Il a ajouté que les commandites perdues ou modifiées avaient coûté à Hockey Canada jusqu’à 24 millions $. «Ç’a été extrêmement difficile, a admis M. McLaughlin, qui a aussi témoigné de façon virtuelle. Ça nous coûte cher, sans aucun doute.»
Un examen indépendant et externe de la gouvernance à Hockey Canada, mené par l’ancien juge de la Cour suprême Thomas Cromwell et publié plus tôt ce mois-ci, a formulé un certain nombre de recommandations liées au leadership, à la transparence et à la façon dont le Fonds national d’équité devrait être géré à l’avenir.
«Je présume que Hockey Canada a vraiment appris de cela et ils vont changer leurs habitudes», a déclaré M. Nicholson mardi.
Les députés l’ont interrogé à plusieurs reprises sur l’utilisation par Hockey Canada des «accords de non-divulgation». Il a confirmé que Dan Church, ancien entraîneur-chef de l’équipe canadienne olympique de hockey féminin, et deux de ses adjoints avaient signé de tels accords après avoir démissionné avant les Jeux de 2014.
«Il s’agissait de sujets très délicats, a déclaré M. Nicholson. Je suis sûr que c’est la raison pour laquelle c’est revenu sur mon bureau pour faire signer» des accords de non-divulgation.
Il ne croit pas qu’un joueur n’a jamais signé un tel accord pendant son mandat, mais il ne peut pas dire «exactement» combien d’allégations d’agressions sexuelles sont passées sur son bureau au cours de ses 16 années à la tête de la fédération nationale.
Le vice-président McLaughlin n’a pas pu fournir par ailleurs de détails sur l’indemnité de départ que M. Smith a reçue lorsqu’il a quitté Hockey Canada.

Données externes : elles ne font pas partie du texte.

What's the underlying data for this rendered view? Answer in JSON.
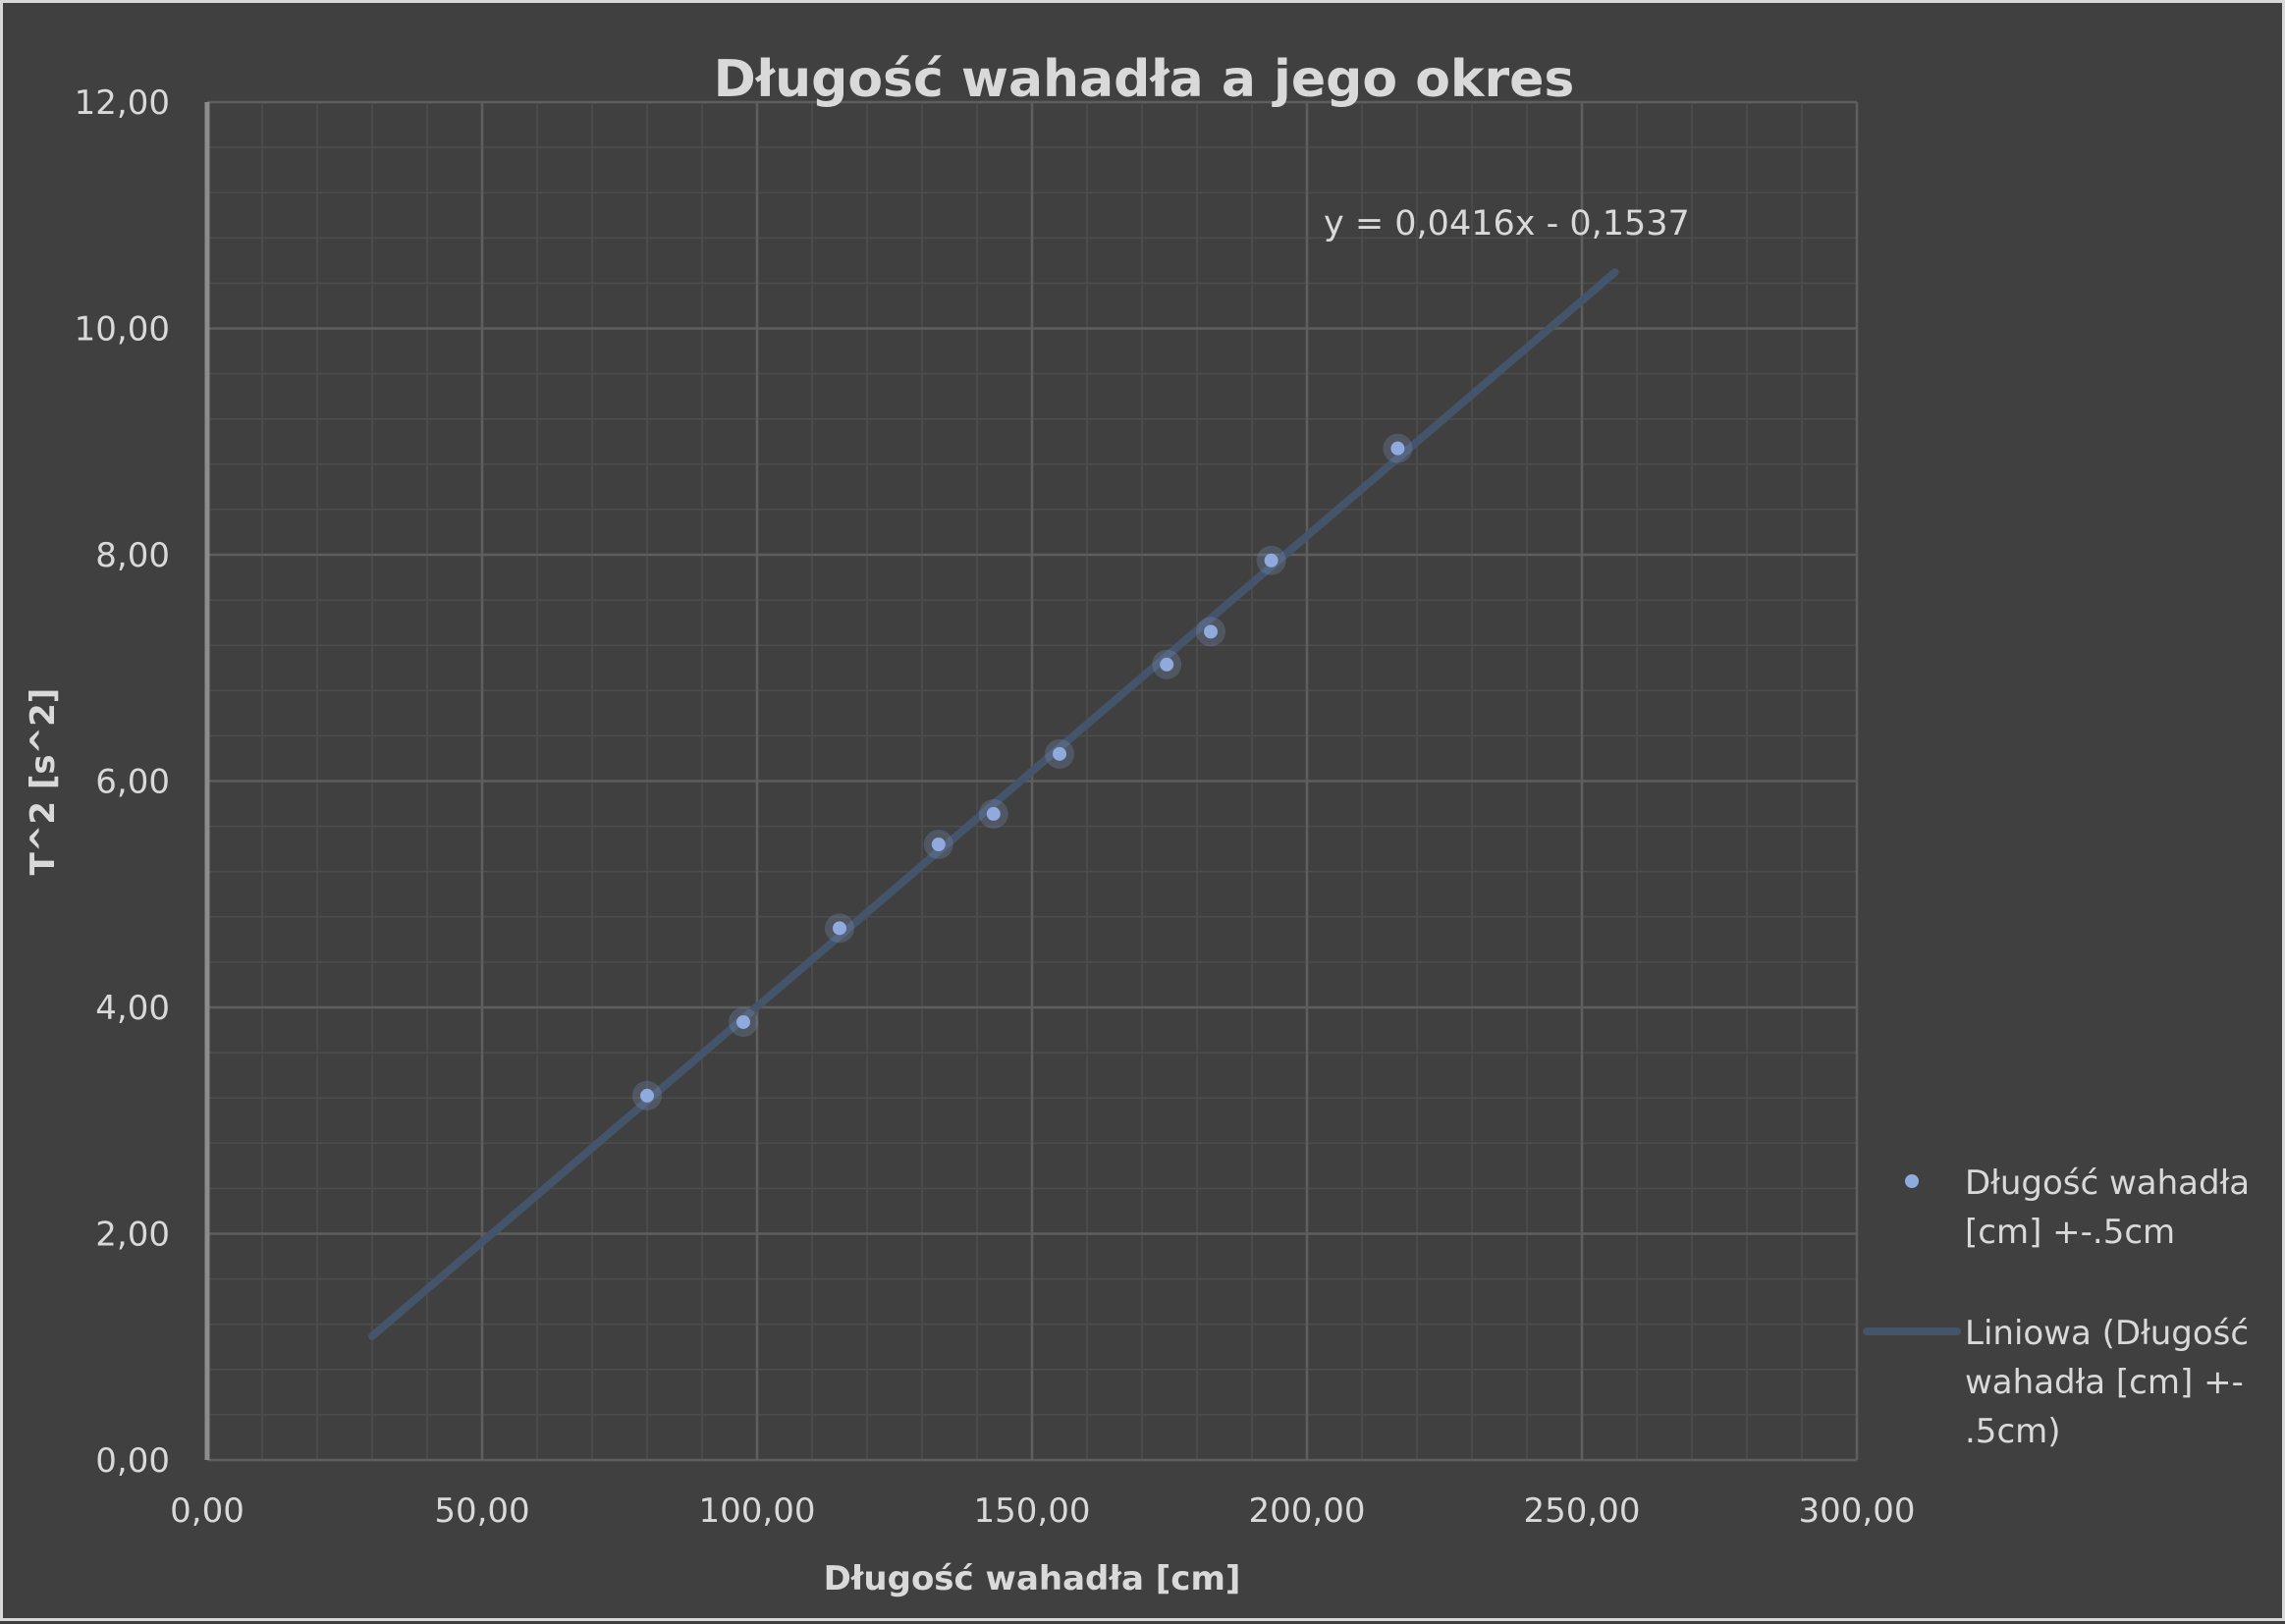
{
  "chart_data": {
    "type": "scatter",
    "title": "Długość wahadła a jego okres",
    "xlabel": "Długość wahadła [cm]",
    "ylabel": "T^2 [s^2]",
    "xlim": [
      0,
      300
    ],
    "ylim": [
      0,
      12
    ],
    "x_ticks": [
      "0,00",
      "50,00",
      "100,00",
      "150,00",
      "200,00",
      "250,00",
      "300,00"
    ],
    "y_ticks": [
      "0,00",
      "2,00",
      "4,00",
      "6,00",
      "8,00",
      "10,00",
      "12,00"
    ],
    "grid": true,
    "legend_position": "right",
    "series": [
      {
        "name": "Długość wahadła [cm] +-.5cm",
        "legend_lines": [
          "Długość wahadła",
          "[cm] +-.5cm"
        ],
        "color": "#8faadc",
        "points": [
          {
            "x": 80.0,
            "y": 3.22
          },
          {
            "x": 97.5,
            "y": 3.87
          },
          {
            "x": 115.0,
            "y": 4.7
          },
          {
            "x": 133.0,
            "y": 5.44
          },
          {
            "x": 143.0,
            "y": 5.71
          },
          {
            "x": 155.0,
            "y": 6.24
          },
          {
            "x": 174.5,
            "y": 7.03
          },
          {
            "x": 182.5,
            "y": 7.32
          },
          {
            "x": 193.5,
            "y": 7.95
          },
          {
            "x": 216.5,
            "y": 8.94
          }
        ]
      }
    ],
    "trendline": {
      "name": "Liniowa (Długość wahadła [cm] +-.5cm)",
      "legend_lines": [
        "Liniowa (Długość",
        "wahadła [cm] +-",
        ".5cm)"
      ],
      "color": "#44546a",
      "slope": 0.0416,
      "intercept": -0.1537,
      "x_range": [
        30,
        256
      ],
      "equation": "y = 0,0416x - 0,1537"
    }
  }
}
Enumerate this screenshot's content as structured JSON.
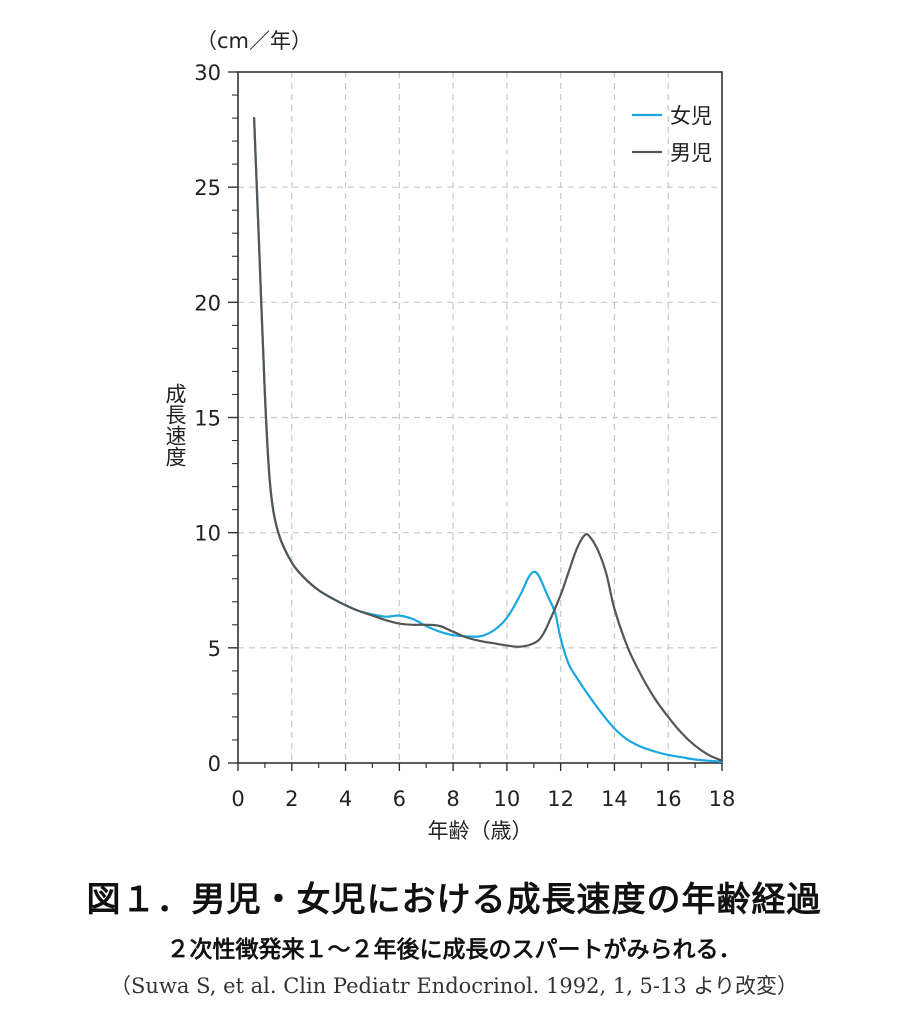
{
  "chart_data": {
    "type": "line",
    "title": "図１．男児・女児における成長速度の年齢経過",
    "subtitle": "２次性徴発来１～２年後に成長のスパートがみられる．",
    "source": "（Suwa S, et al. Clin Pediatr Endocrinol. 1992, 1, 5-13 より改変）",
    "xlabel": "年齢（歳）",
    "ylabel": "成長速度",
    "yunit": "（cm／年）",
    "xlim": [
      0,
      18
    ],
    "ylim": [
      0,
      30
    ],
    "xticks": [
      0,
      2,
      4,
      6,
      8,
      10,
      12,
      14,
      16,
      18
    ],
    "yticks": [
      0,
      5,
      10,
      15,
      20,
      25,
      30
    ],
    "grid": true,
    "legend_position": "top-right",
    "series": [
      {
        "name": "女児",
        "color": "#1aa7e0",
        "points": [
          [
            0.6,
            28
          ],
          [
            0.8,
            22
          ],
          [
            1.0,
            16
          ],
          [
            1.2,
            12
          ],
          [
            1.5,
            10
          ],
          [
            2.0,
            8.7
          ],
          [
            2.5,
            8.0
          ],
          [
            3.0,
            7.5
          ],
          [
            3.5,
            7.15
          ],
          [
            4.0,
            6.85
          ],
          [
            4.5,
            6.6
          ],
          [
            5.0,
            6.45
          ],
          [
            5.5,
            6.35
          ],
          [
            6.0,
            6.4
          ],
          [
            6.5,
            6.25
          ],
          [
            7.0,
            5.95
          ],
          [
            7.5,
            5.7
          ],
          [
            8.0,
            5.55
          ],
          [
            8.5,
            5.5
          ],
          [
            9.0,
            5.5
          ],
          [
            9.5,
            5.75
          ],
          [
            10.0,
            6.3
          ],
          [
            10.5,
            7.3
          ],
          [
            10.8,
            8.05
          ],
          [
            11.0,
            8.3
          ],
          [
            11.2,
            8.1
          ],
          [
            11.5,
            7.3
          ],
          [
            11.8,
            6.5
          ],
          [
            12.0,
            5.4
          ],
          [
            12.3,
            4.3
          ],
          [
            12.6,
            3.7
          ],
          [
            13.0,
            3.0
          ],
          [
            13.5,
            2.2
          ],
          [
            14.0,
            1.5
          ],
          [
            14.5,
            1.0
          ],
          [
            15.0,
            0.7
          ],
          [
            15.5,
            0.5
          ],
          [
            16.0,
            0.35
          ],
          [
            16.5,
            0.25
          ],
          [
            17.0,
            0.15
          ],
          [
            17.5,
            0.1
          ],
          [
            18.0,
            0.05
          ]
        ]
      },
      {
        "name": "男児",
        "color": "#555555",
        "points": [
          [
            0.6,
            28
          ],
          [
            0.8,
            22
          ],
          [
            1.0,
            16
          ],
          [
            1.2,
            12
          ],
          [
            1.5,
            10
          ],
          [
            2.0,
            8.7
          ],
          [
            2.5,
            8.0
          ],
          [
            3.0,
            7.5
          ],
          [
            3.5,
            7.15
          ],
          [
            4.0,
            6.85
          ],
          [
            4.5,
            6.6
          ],
          [
            5.0,
            6.4
          ],
          [
            5.5,
            6.2
          ],
          [
            6.0,
            6.05
          ],
          [
            6.5,
            6.0
          ],
          [
            7.0,
            6.0
          ],
          [
            7.5,
            5.95
          ],
          [
            8.0,
            5.7
          ],
          [
            8.5,
            5.45
          ],
          [
            9.0,
            5.3
          ],
          [
            9.5,
            5.2
          ],
          [
            10.0,
            5.1
          ],
          [
            10.5,
            5.05
          ],
          [
            11.0,
            5.2
          ],
          [
            11.3,
            5.5
          ],
          [
            11.6,
            6.2
          ],
          [
            12.0,
            7.3
          ],
          [
            12.3,
            8.3
          ],
          [
            12.6,
            9.3
          ],
          [
            12.9,
            9.9
          ],
          [
            13.1,
            9.8
          ],
          [
            13.4,
            9.2
          ],
          [
            13.7,
            8.2
          ],
          [
            14.0,
            6.7
          ],
          [
            14.5,
            5.0
          ],
          [
            15.0,
            3.8
          ],
          [
            15.5,
            2.8
          ],
          [
            16.0,
            2.0
          ],
          [
            16.5,
            1.3
          ],
          [
            17.0,
            0.75
          ],
          [
            17.5,
            0.35
          ],
          [
            18.0,
            0.1
          ]
        ]
      }
    ]
  }
}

Il a estimé que les dirigeants actuels, en comparaissant pour une quatrième série de rencontres au Parlement, prouvent qu’ils ont entendu le message. «Hockey Canada doit changer et il doit le faire de toute urgence. Les Canadiens s’attendent à des mesures significatives et ils les méritent. Et bien honnêtement, notre organisation a été trop lente à agir.
«Notre organisation a fait des erreurs, a-t-il poursuivi. Notre incapacité à agir plus tôt a eu un impact significatif sur les enfants, un impact significatif sur les parents et les bénévoles. Nous en sommes profondément désolés. Qu’on ne s’y trompe pas: sans ces gens, il n’y a pas de Hockey Canada.»